NASA announces Artemis 2 moon mission backup astronaut

NASA has announced that astronaut Andre Douglas will serve as the backup for the three U.S. astronauts on the Artemis 2 moon mission, which is scheduled to launch no earlier than 2025. Douglas will support commander Reid Wiseman, pilot Victor Glover, and mission specialist Christina Koch. Canadian Space Agency (CSA) astronaut Jeremy Hansen, who is also a mission specialist on Artemis 2, already has a backup astronaut in Jenni Gibbons, also with CSA.

Douglas was selected as an astronaut candidate by NASA in 2021 and graduated to full astronaut status in March this year after completing his training. Prior to joining NASA, he served in the U.S. Coast Guard in various roles and acquired several post-doctoral degrees in technical fields such as naval architecture and systems engineering.

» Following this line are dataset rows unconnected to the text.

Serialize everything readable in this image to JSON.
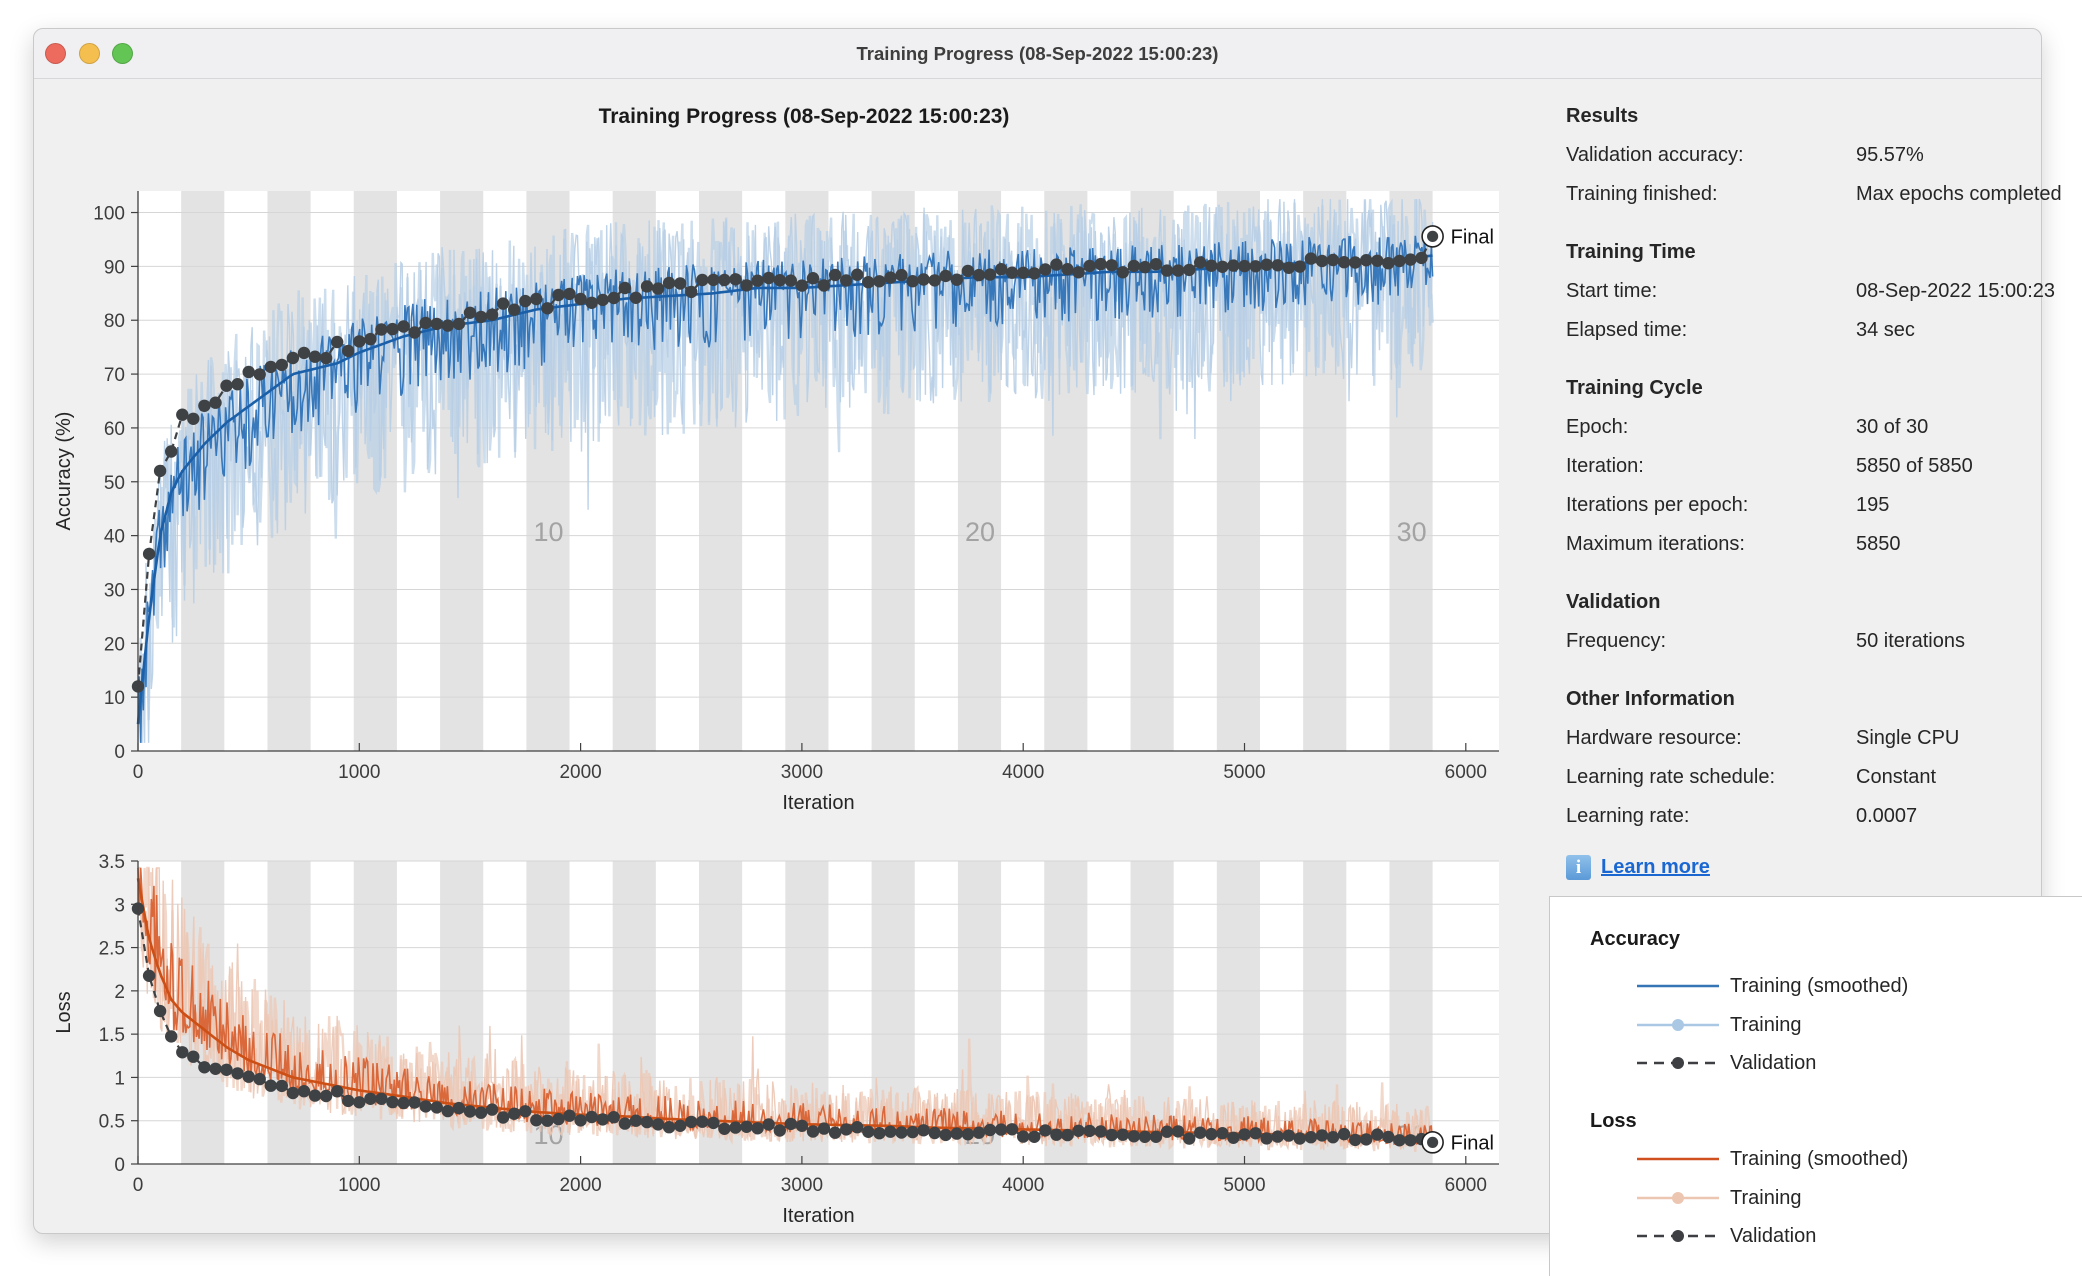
{
  "window": {
    "titlebar_title": "Training Progress (08-Sep-2022 15:00:23)",
    "traffic_lights": [
      "close",
      "minimize",
      "zoom"
    ]
  },
  "info_panel": {
    "sections": [
      {
        "heading": "Results",
        "rows": [
          {
            "label": "Validation accuracy:",
            "value": "95.57%"
          },
          {
            "label": "Training finished:",
            "value": "Max epochs completed"
          }
        ]
      },
      {
        "heading": "Training Time",
        "rows": [
          {
            "label": "Start time:",
            "value": "08-Sep-2022 15:00:23"
          },
          {
            "label": "Elapsed time:",
            "value": "34 sec"
          }
        ]
      },
      {
        "heading": "Training Cycle",
        "rows": [
          {
            "label": "Epoch:",
            "value": "30 of 30"
          },
          {
            "label": "Iteration:",
            "value": "5850 of 5850"
          },
          {
            "label": "Iterations per epoch:",
            "value": "195"
          },
          {
            "label": "Maximum iterations:",
            "value": "5850"
          }
        ]
      },
      {
        "heading": "Validation",
        "rows": [
          {
            "label": "Frequency:",
            "value": "50 iterations"
          }
        ]
      },
      {
        "heading": "Other Information",
        "rows": [
          {
            "label": "Hardware resource:",
            "value": "Single CPU"
          },
          {
            "label": "Learning rate schedule:",
            "value": "Constant"
          },
          {
            "label": "Learning rate:",
            "value": "0.0007"
          }
        ]
      }
    ],
    "learn_more_label": "Learn more"
  },
  "legend": {
    "groups": [
      {
        "heading": "Accuracy",
        "entries": [
          {
            "label": "Training (smoothed)",
            "style": "solid",
            "color": "#3575b5"
          },
          {
            "label": "Training",
            "style": "line-dot",
            "color": "#aac8e3"
          },
          {
            "label": "Validation",
            "style": "dash-dot",
            "color": "#3d3f42"
          }
        ]
      },
      {
        "heading": "Loss",
        "entries": [
          {
            "label": "Training (smoothed)",
            "style": "solid",
            "color": "#d05020"
          },
          {
            "label": "Training",
            "style": "line-dot",
            "color": "#edc6b1"
          },
          {
            "label": "Validation",
            "style": "dash-dot",
            "color": "#3d3f42"
          }
        ]
      }
    ]
  },
  "chart_data": [
    {
      "type": "line",
      "title": "Training Progress (08-Sep-2022 15:00:23)",
      "xlabel": "Iteration",
      "ylabel": "Accuracy (%)",
      "xlim": [
        0,
        6150
      ],
      "ylim": [
        0,
        104
      ],
      "xticks": [
        0,
        1000,
        2000,
        3000,
        4000,
        5000,
        6000
      ],
      "yticks": [
        0,
        10,
        20,
        30,
        40,
        50,
        60,
        70,
        80,
        90,
        100
      ],
      "epochs": 30,
      "iterations_per_epoch": 195,
      "epoch_labels": [
        10,
        20,
        30
      ],
      "final_label": "Final",
      "grid": true,
      "legend_position": "separate-panel",
      "series": [
        {
          "name": "Training (smoothed)",
          "color": "#1b5fa8",
          "anchors": [
            [
              0,
              5
            ],
            [
              50,
              25
            ],
            [
              100,
              40
            ],
            [
              150,
              48
            ],
            [
              200,
              52
            ],
            [
              300,
              57
            ],
            [
              400,
              61
            ],
            [
              500,
              64
            ],
            [
              600,
              67
            ],
            [
              700,
              70
            ],
            [
              800,
              71
            ],
            [
              900,
              72
            ],
            [
              1000,
              74
            ],
            [
              1200,
              77
            ],
            [
              1400,
              79
            ],
            [
              1600,
              80
            ],
            [
              1800,
              82
            ],
            [
              2000,
              83
            ],
            [
              2200,
              84
            ],
            [
              2400,
              84.5
            ],
            [
              2600,
              85
            ],
            [
              2800,
              86
            ],
            [
              3000,
              86
            ],
            [
              3200,
              86.5
            ],
            [
              3400,
              87
            ],
            [
              3600,
              87.5
            ],
            [
              3800,
              88
            ],
            [
              4000,
              88
            ],
            [
              4200,
              88.5
            ],
            [
              4400,
              89
            ],
            [
              4600,
              89
            ],
            [
              4800,
              89.5
            ],
            [
              5000,
              90
            ],
            [
              5200,
              90.5
            ],
            [
              5400,
              91
            ],
            [
              5600,
              91
            ],
            [
              5850,
              92
            ]
          ]
        },
        {
          "name": "Training",
          "color": "#b7cee5",
          "color_strong": "#2f73b8",
          "derived_from": "Training (smoothed)",
          "note": "raw noisy trace around smoothed curve"
        },
        {
          "name": "Validation",
          "color": "#3f4245",
          "interval": 50,
          "final_value": 95.57,
          "anchors": [
            [
              0,
              12
            ],
            [
              50,
              38
            ],
            [
              100,
              51
            ],
            [
              150,
              57
            ],
            [
              200,
              61
            ],
            [
              250,
              63
            ],
            [
              300,
              64
            ],
            [
              350,
              66
            ],
            [
              400,
              67
            ],
            [
              500,
              69
            ],
            [
              600,
              70
            ],
            [
              700,
              72
            ],
            [
              800,
              73
            ],
            [
              900,
              75
            ],
            [
              1000,
              76
            ],
            [
              1100,
              77
            ],
            [
              1200,
              78
            ],
            [
              1300,
              79
            ],
            [
              1400,
              80
            ],
            [
              1500,
              81
            ],
            [
              1600,
              82
            ],
            [
              1800,
              83
            ],
            [
              2000,
              84
            ],
            [
              2200,
              85
            ],
            [
              2400,
              86
            ],
            [
              2600,
              86.5
            ],
            [
              2800,
              87
            ],
            [
              3000,
              87.5
            ],
            [
              3200,
              87.5
            ],
            [
              3400,
              88
            ],
            [
              3600,
              88
            ],
            [
              3800,
              89
            ],
            [
              4000,
              89
            ],
            [
              4200,
              89.5
            ],
            [
              4400,
              89.5
            ],
            [
              4600,
              90
            ],
            [
              4800,
              90
            ],
            [
              5000,
              90.5
            ],
            [
              5200,
              90.5
            ],
            [
              5400,
              91
            ],
            [
              5600,
              91
            ],
            [
              5800,
              91.5
            ],
            [
              5850,
              95.57
            ]
          ]
        }
      ]
    },
    {
      "type": "line",
      "title": "",
      "xlabel": "Iteration",
      "ylabel": "Loss",
      "xlim": [
        0,
        6150
      ],
      "ylim": [
        0,
        3.5
      ],
      "xticks": [
        0,
        1000,
        2000,
        3000,
        4000,
        5000,
        6000
      ],
      "yticks": [
        0,
        0.5,
        1,
        1.5,
        2,
        2.5,
        3,
        3.5
      ],
      "epochs": 30,
      "iterations_per_epoch": 195,
      "epoch_labels": [
        10,
        20,
        30
      ],
      "final_label": "Final",
      "grid": true,
      "legend_position": "separate-panel",
      "series": [
        {
          "name": "Training (smoothed)",
          "color": "#cc4f16",
          "anchors": [
            [
              0,
              3.3
            ],
            [
              50,
              2.6
            ],
            [
              100,
              2.2
            ],
            [
              150,
              1.9
            ],
            [
              200,
              1.75
            ],
            [
              300,
              1.55
            ],
            [
              400,
              1.35
            ],
            [
              500,
              1.2
            ],
            [
              600,
              1.1
            ],
            [
              700,
              1.0
            ],
            [
              800,
              0.95
            ],
            [
              900,
              0.9
            ],
            [
              1000,
              0.85
            ],
            [
              1200,
              0.78
            ],
            [
              1400,
              0.7
            ],
            [
              1600,
              0.65
            ],
            [
              1800,
              0.6
            ],
            [
              2000,
              0.57
            ],
            [
              2200,
              0.55
            ],
            [
              2400,
              0.52
            ],
            [
              2600,
              0.5
            ],
            [
              2800,
              0.48
            ],
            [
              3000,
              0.46
            ],
            [
              3200,
              0.45
            ],
            [
              3400,
              0.44
            ],
            [
              3600,
              0.42
            ],
            [
              3800,
              0.41
            ],
            [
              4000,
              0.4
            ],
            [
              4400,
              0.38
            ],
            [
              4800,
              0.36
            ],
            [
              5200,
              0.34
            ],
            [
              5600,
              0.32
            ],
            [
              5850,
              0.3
            ]
          ]
        },
        {
          "name": "Training",
          "color": "#ecc7b4",
          "color_strong": "#d86233",
          "derived_from": "Training (smoothed)",
          "note": "raw noisy trace around smoothed curve"
        },
        {
          "name": "Validation",
          "color": "#3f4245",
          "interval": 50,
          "final_value": 0.25,
          "anchors": [
            [
              0,
              2.95
            ],
            [
              50,
              2.12
            ],
            [
              100,
              1.72
            ],
            [
              150,
              1.48
            ],
            [
              200,
              1.32
            ],
            [
              250,
              1.25
            ],
            [
              300,
              1.18
            ],
            [
              350,
              1.1
            ],
            [
              400,
              1.05
            ],
            [
              450,
              1.0
            ],
            [
              500,
              0.97
            ],
            [
              600,
              0.9
            ],
            [
              700,
              0.85
            ],
            [
              800,
              0.82
            ],
            [
              900,
              0.78
            ],
            [
              1000,
              0.73
            ],
            [
              1100,
              0.7
            ],
            [
              1200,
              0.67
            ],
            [
              1300,
              0.65
            ],
            [
              1400,
              0.63
            ],
            [
              1500,
              0.6
            ],
            [
              1600,
              0.58
            ],
            [
              1800,
              0.55
            ],
            [
              2000,
              0.52
            ],
            [
              2200,
              0.5
            ],
            [
              2400,
              0.47
            ],
            [
              2600,
              0.45
            ],
            [
              2800,
              0.43
            ],
            [
              3000,
              0.42
            ],
            [
              3200,
              0.4
            ],
            [
              3400,
              0.39
            ],
            [
              3600,
              0.38
            ],
            [
              3800,
              0.37
            ],
            [
              4000,
              0.36
            ],
            [
              4200,
              0.35
            ],
            [
              4400,
              0.35
            ],
            [
              4600,
              0.34
            ],
            [
              4800,
              0.33
            ],
            [
              5000,
              0.33
            ],
            [
              5200,
              0.32
            ],
            [
              5400,
              0.32
            ],
            [
              5600,
              0.31
            ],
            [
              5800,
              0.3
            ],
            [
              5850,
              0.25
            ]
          ]
        }
      ]
    }
  ]
}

Before his selection as an astronaut, Douglas worked at the Johns Hopkins University Applied Physics Lab (APL) as a senior professional staff member, where he worked on several high-profile space missions, including the Double Asteroid Redirection Test (DART) and the Martian Moons Exploration (MMX) mission. Douglas played a significant role in the DART mission, serving as a fault management engineer and writing scripts for a software project to help put the spacecraft in a safe mode in case of any anomalies. He also worked on the MEGANE instrument for the MMX mission, which will support a major mission goal of learning the composition of Phobos and Deimos, the two moons of Mars.

In May, Douglas participated in moonwalking simulations in the San Francisco Volcanic Field near Flagstaff, Arizona, alongside NASA astronaut Kate Rubins, to test out updated spacesuits in moon-like desert conditions. NASA’s chief astronaut, Joe Acaba, praised Douglas’s readiness to support the Artemis 2 mission, noting his exceptional performance in astronaut candidate training and technical assignments.

Artemis 2 is expected to be a diverse mission, with Glover, Koch, and Hansen set to become the first Black person, woman, and non-American to go around the moon, respectively. The mission’s liftoff has been pushed back to September 2025 to account for extra testing on the heat shield and other critical items. Artemis 3, a landing effort, is expected to happen no earlier than 2026. The crew members have emphasized that developmental missions must move at the pace of safety and learning, and that meeting schedules is not the objective. They recognize that there will always be some unknown risk associated with space exploration.